This adorable footage shows an orphaned baby orangutan and her foster mum – who were paired together for survival by rescuers – being released back into the wild.
Monti, a 12-year-old female, and three-year-old infant Anggun, who were both rescued from human captivity, were released into the jungle of Bukit Baka Bukit Raya National Park in West Borneo earlier this month.
Monti was found in a village in Ketapang in 2009, and became Anggun’s foster mother at an International Animal Rescue orangutan centre in the same region after the orphaned baby arrived there in 2018.
The duo were encouraged into the rehabilitation sanctuary’s ‘forest school’ so Anggun could re-learn the natural behaviours of climbing, foraging for food and making nests which are essential for survival in the forests.
Experts hoped maternal primate Monti, who had already mastered these skills after 10 years at the centre, would teach Anggun what she knew – with the pair developing an extremely close bond.
Karmele L Sanchez, Programme Director of IAR Indonesia, said: “It was hoped Monti would teach Anggun the necessary skills to survive in her natural habitat while also protecting and nurturing her.

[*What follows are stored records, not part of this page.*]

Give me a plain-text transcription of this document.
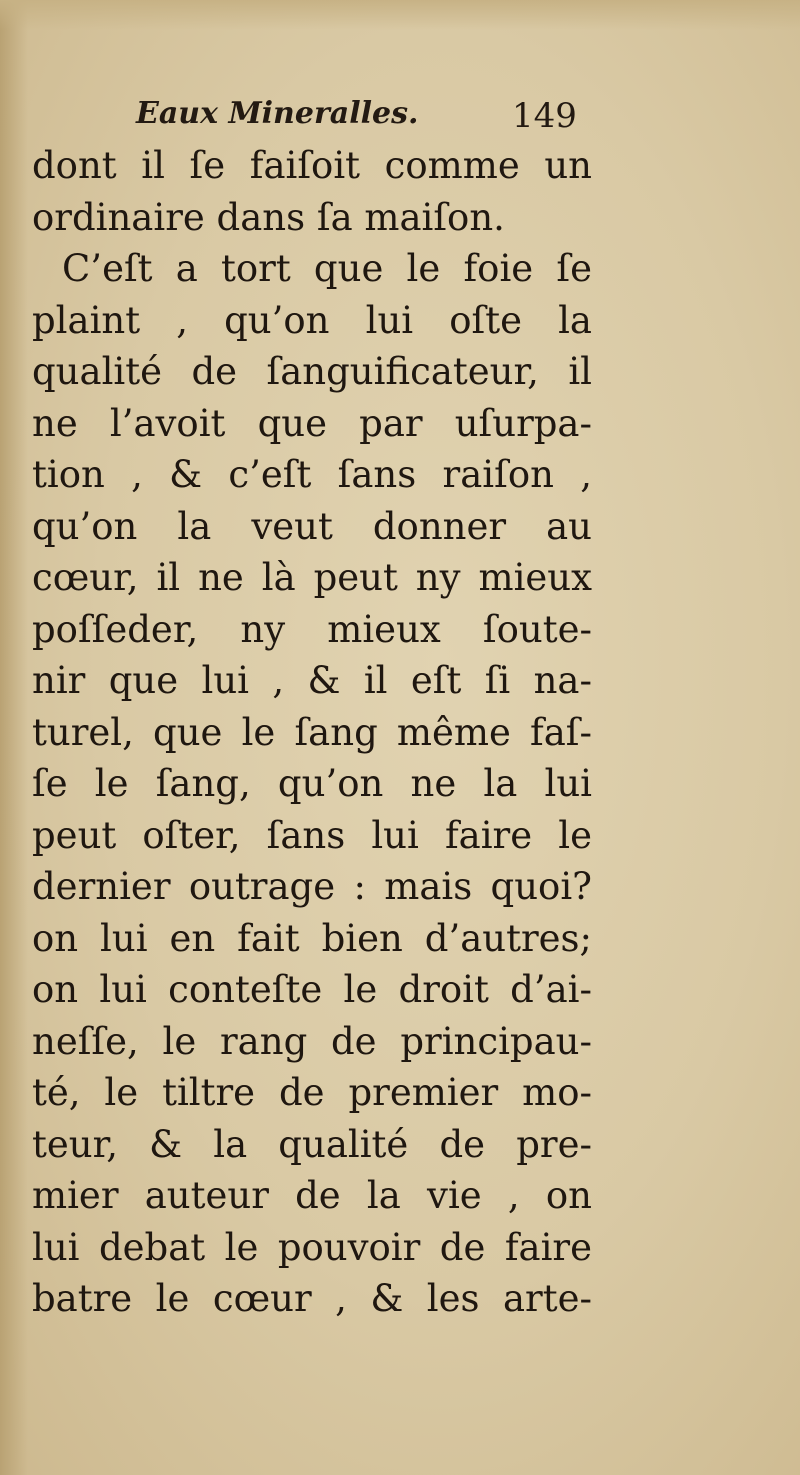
Eaux Mineralles.	149
dont il ſe faiſoit comme un
ordinaire dans ſa maiſon.
C’eſt a tort que le foie ſe
plaint , qu’on lui oſte la
qualité de ſanguificateur, il
ne l’avoit que par uſurpa-
tion , & c’eſt ſans raiſon ,
qu’on la veut donner au
cœur, il ne là peut ny mieux
poſſeder, ny mieux ſoute-
nir que lui , & il eſt ſi na-
turel, que le ſang même faſ-
ſe le ſang, qu’on ne la lui
peut oſter, ſans lui faire le
dernier outrage : mais quoi?
on lui en fait bien d’autres;
on lui conteſte le droit d’ai-
neſſe, le rang de principau-
té, le tiltre de premier mo-
teur, & la qualité de pre-
mier auteur de la vie , on
lui debat le pouvoir de faire
batre le cœur , & les arte-
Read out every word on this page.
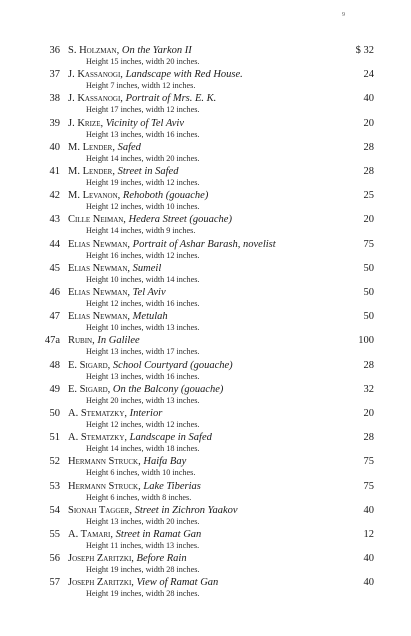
9
36 S. Holzman, On the Yarkon II
Height 15 inches, width 20 inches.
$ 32
37 J. Kassanogi, Landscape with Red House.
Height 7 inches, width 12 inches.
24
38 J. Kassanogi, Portrait of Mrs. E. K.
Height 17 inches, width 12 inches.
40
39 J. Krize, Vicinity of Tel Aviv
Height 13 inches, width 16 inches.
20
40 M. Lender, Safed
Height 14 inches, width 20 inches.
28
41 M. Lender, Street in Safed
Height 19 inches, width 12 inches.
28
42 M. Levanon, Rehoboth (gouache)
Height 12 inches, width 10 inches.
25
43 Cille Neiman, Hedera Street (gouache)
Height 14 inches, width 9 inches.
20
44 Elias Newman, Portrait of Ashar Barash, novelist
Height 16 inches, width 12 inches.
75
45 Elias Newman, Sumeil
Height 10 inches, width 14 inches.
50
46 Elias Newman, Tel Aviv
Height 12 inches, width 16 inches.
50
47 Elias Newman, Metulah
Height 10 inches, width 13 inches.
50
47a Rubin, In Galilee
Height 13 inches, width 17 inches.
100
48 E. Sigard, School Courtyard (gouache)
Height 13 inches, width 16 inches.
28
49 E. Sigard, On the Balcony (gouache)
Height 20 inches, width 13 inches.
32
50 A. Stematzky, Interior
Height 12 inches, width 12 inches.
20
51 A. Stematzky, Landscape in Safed
Height 14 inches, width 18 inches.
28
52 Hermann Struck, Haifa Bay
Height 6 inches, width 10 inches.
75
53 Hermann Struck, Lake Tiberias
Height 6 inches, width 8 inches.
75
54 Sionah Tagger, Street in Zichron Yaakov
Height 13 inches, width 20 inches.
40
55 A. Tamari, Street in Ramat Gan
Height 11 inches, width 13 inches.
12
56 Joseph Zaritzki, Before Rain
Height 19 inches, width 28 inches.
40
57 Joseph Zaritzki, View of Ramat Gan
Height 19 inches, width 28 inches.
40
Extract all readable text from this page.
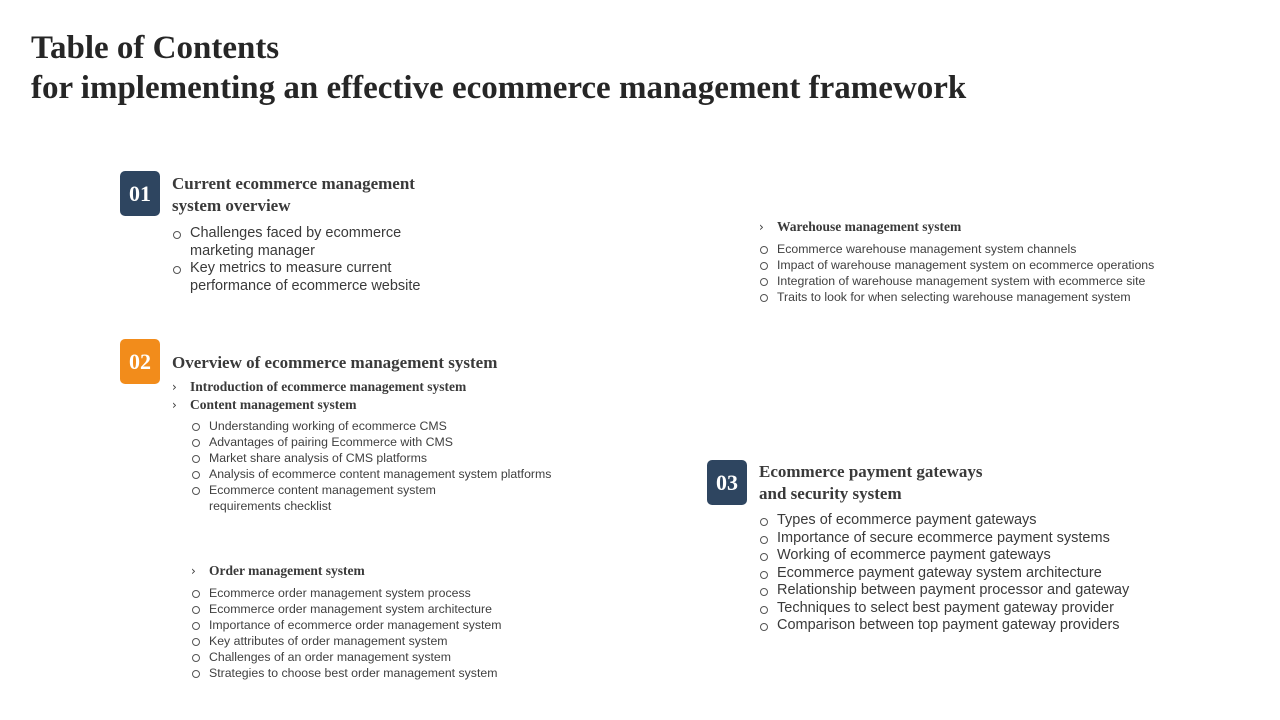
Table of Contents
for implementing an effective ecommerce management framework
01 Current ecommerce management
system overview
Challenges faced by ecommerce
marketing manager
Key metrics to measure current
performance of ecommerce website
02 Overview of ecommerce management system
› Introduction of ecommerce management system
› Content management system
Understanding working of ecommerce CMS
Advantages of pairing Ecommerce with CMS
Market share analysis of CMS platforms
Analysis of ecommerce content management system platforms
Ecommerce content management system
requirements checklist
› Order management system
Ecommerce order management system process
Ecommerce order management system architecture
Importance of ecommerce order management system
Key attributes of order management system
Challenges of an order management system
Strategies to choose best order management system
› Warehouse management system
Ecommerce warehouse management system channels
Impact of warehouse management system on ecommerce operations
Integration of warehouse management system with ecommerce site
Traits to look for when selecting warehouse management system
03 Ecommerce payment gateways
and security system
Types of ecommerce payment gateways
Importance of secure ecommerce payment systems
Working of ecommerce payment gateways
Ecommerce payment gateway system architecture
Relationship between payment processor and gateway
Techniques to select best payment gateway provider
Comparison between top payment gateway providers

“The strategy was highly successful – Monto became increasingly maternal and Anggun grew more confident at learning new things.
“This proves that, even when orangutans like Monti lose their mothers at a very young age, they are still able to be good mothers, not just with their own children, but also with other baby orangutans.”
In the wild, baby orangutans stay with their mothers until aged between six and eight so it is hoped the bonded pair will continue to embrace their new lives in the jungle together.
Animal volunteers travelled for three days to the release point at the heart of the national park – transporting the orangutans over a 434-mile road trip which was followed by an hour-long boat journey and finally a five and a half mile walk.
Three other rehabilitated orangutans from the centre, named Merah, Ujang and Utat, were also released on the same day.
A team will now monitor the behaviour of all the newly-released animals to make sure they are adapting to their new environment.
Agung Nugroho, head of Bukit Baka Bukit Raya National Park, said: “Hopefully, the orangutans released will be able to form a new population and help maintain the existence of the species.”